Hollow echoes of the room cough harder, turning the moribund space into a compilation of sibilating blasts. She plays parrot with them.
I am sensing the end.
“Child. Come closer. Closer. Closer.”
She is lifting the sateen veil off her face, and for a moment stares into the emptiness of the room with memories curling up like coils of white smoke, then drifting towards me. I catch them all. I am gliding right above her. I am imbibing her memories. I am an infant popping soap bubbles.
Her last thoughts are pulsating like concluding baritone of the tall clock, pushing into its final slow-motion ticks. I can hear her.
Time – it plays with musical notes on her faces, hops between waves onto the parched shells of her lips, toys with the crest of her wrinkles, then gyres upwards with hissing sighs.
I come. I come closer. Closer. Closer.
Until my curls become hers. Until my young body and hers become one. Her voice, her face, and that empty apathy in her eyes turns into a childish curiosity. Blooming flowers tessellate the raptured skin like a warm spring rain after a dry winter. The world is new again.
The house takes its last breath and dies. The elderly woman’s head rests on the armchair. They die together, and the speck of light slowly floats out of her chest towards me.
I reach out, and I catch it.
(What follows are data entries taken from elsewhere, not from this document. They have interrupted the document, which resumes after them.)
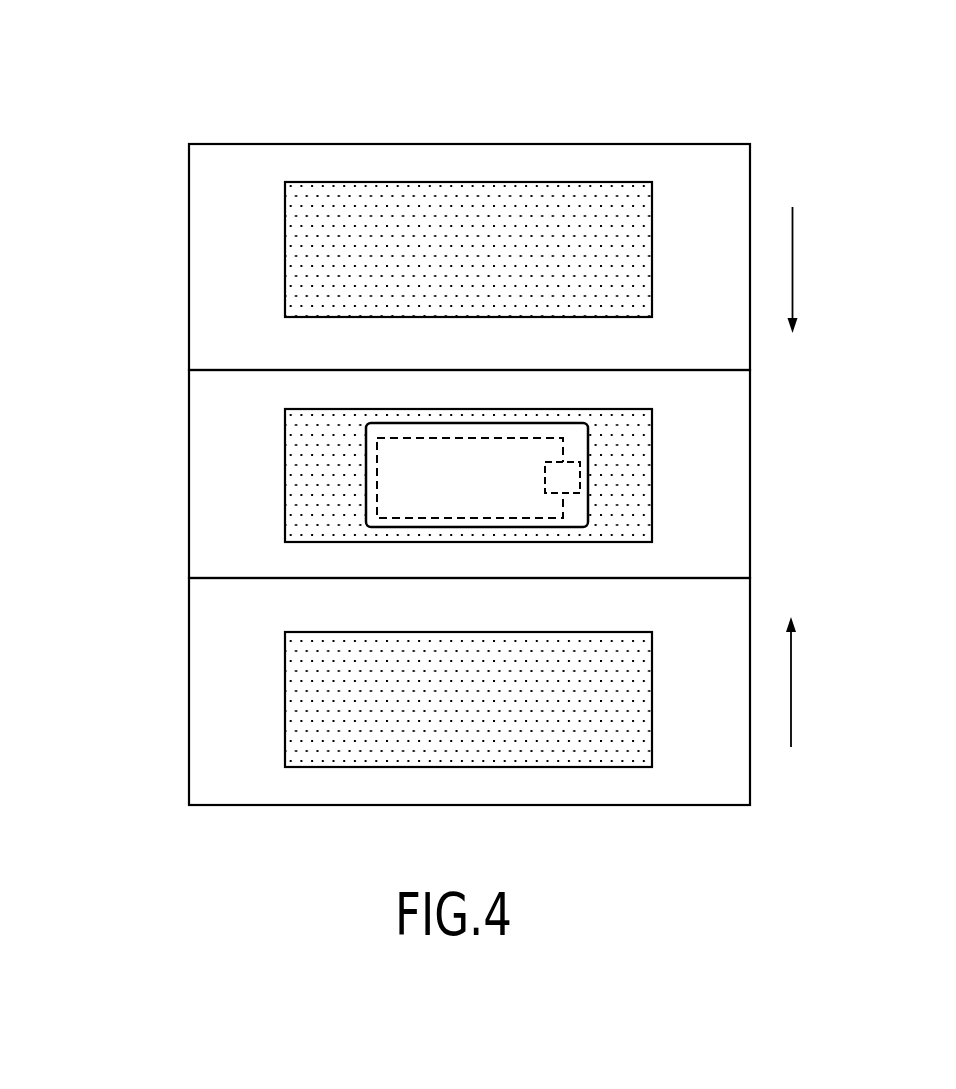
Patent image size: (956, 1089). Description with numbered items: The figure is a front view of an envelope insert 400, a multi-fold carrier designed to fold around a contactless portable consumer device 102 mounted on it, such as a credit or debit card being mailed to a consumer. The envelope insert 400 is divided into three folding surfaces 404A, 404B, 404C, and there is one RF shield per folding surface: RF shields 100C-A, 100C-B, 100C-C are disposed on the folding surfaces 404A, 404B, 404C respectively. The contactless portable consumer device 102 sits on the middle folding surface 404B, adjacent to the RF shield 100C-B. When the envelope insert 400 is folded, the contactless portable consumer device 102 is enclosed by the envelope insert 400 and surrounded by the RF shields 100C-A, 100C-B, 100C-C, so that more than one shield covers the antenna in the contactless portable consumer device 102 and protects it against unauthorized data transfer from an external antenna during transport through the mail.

The envelope insert 400 is at (248, 71).
The folding surface 404A is at (398, 257).
The folding surface 404B is at (443, 474).
The folding surface 404C is at (398, 691).
The RF shield 100C-A is at (285, 250).
The RF shield 100C-B is at (285, 475).
The RF shield 100C-C is at (285, 701).
The contactless portable consumer device 102 is at (588, 447).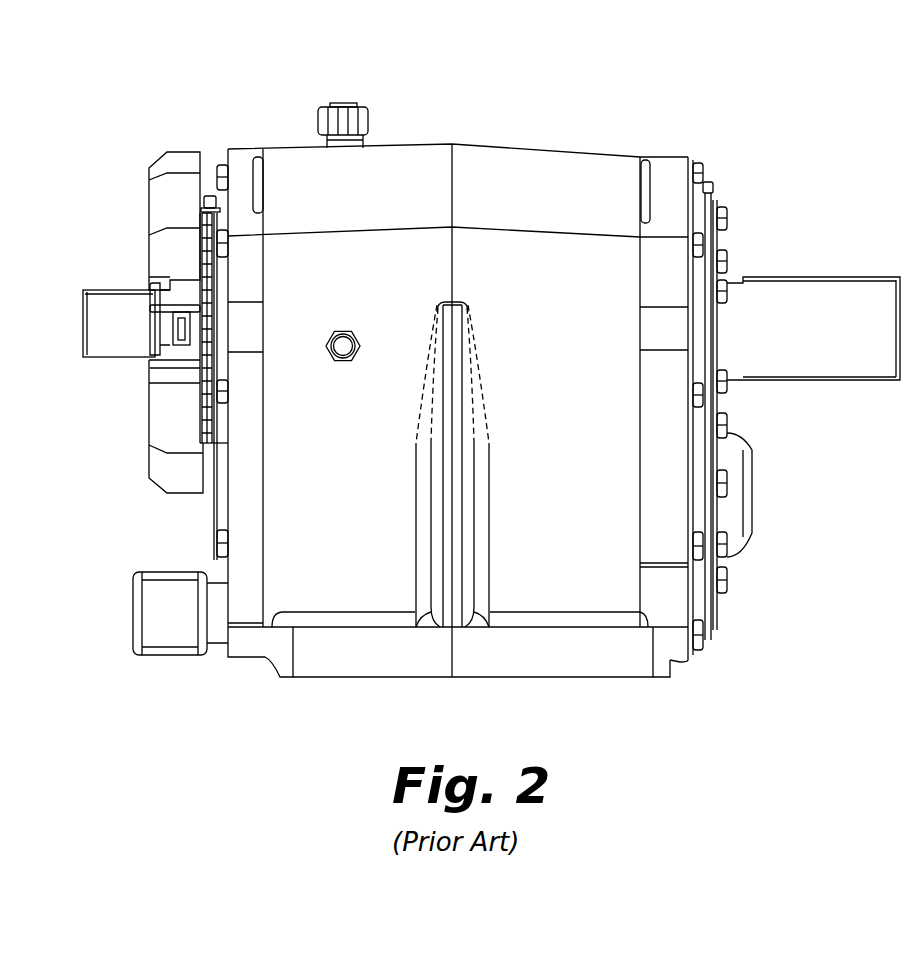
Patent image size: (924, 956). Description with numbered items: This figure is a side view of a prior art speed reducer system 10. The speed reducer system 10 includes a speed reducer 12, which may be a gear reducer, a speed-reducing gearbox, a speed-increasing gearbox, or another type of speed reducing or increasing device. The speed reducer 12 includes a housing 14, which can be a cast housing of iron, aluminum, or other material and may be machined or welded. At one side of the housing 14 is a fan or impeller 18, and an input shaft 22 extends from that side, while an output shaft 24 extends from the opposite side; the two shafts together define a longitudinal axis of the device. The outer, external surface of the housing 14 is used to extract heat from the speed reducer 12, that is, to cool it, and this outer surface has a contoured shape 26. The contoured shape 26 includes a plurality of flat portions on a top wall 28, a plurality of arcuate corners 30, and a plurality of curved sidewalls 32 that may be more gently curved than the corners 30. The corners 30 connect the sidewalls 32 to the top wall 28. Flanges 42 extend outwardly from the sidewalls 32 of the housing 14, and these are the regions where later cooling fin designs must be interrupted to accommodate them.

The speed reducer system 10 is at (785, 118).
The speed reducer 12 is at (692, 153).
The housing 14 is at (274, 148).
The fan or impeller 18 is at (149, 213).
The input shaft 22 is at (113, 338).
The output shaft 24 is at (847, 298).
The contoured shape 26 is at (593, 79).
The top wall 28 is at (400, 144).
The arcuate corners 30 is at (368, 208).
The curved sidewalls 32 is at (357, 455).
The flanges 42 is at (465, 362).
The speck of light – the same one that you, the intruder, saw moments ago behind the gate. The same light that ignited your curiosity and made you climb over the gates through the misty garden, down the forking path to the staircase upstairs to the apartment through the corridor to this very room. Only to find nothing in here.
By then I will be already gone. I will have already bid my farewell to the dead house and parted with the garden and the gates and the needled Junipers and the derelict fountain.
I am outside the gates now. I stride merrily down the street to the market square on my way to the new life. I am ready to live again. I am alive.
My name is Ariadne. I am six or seven.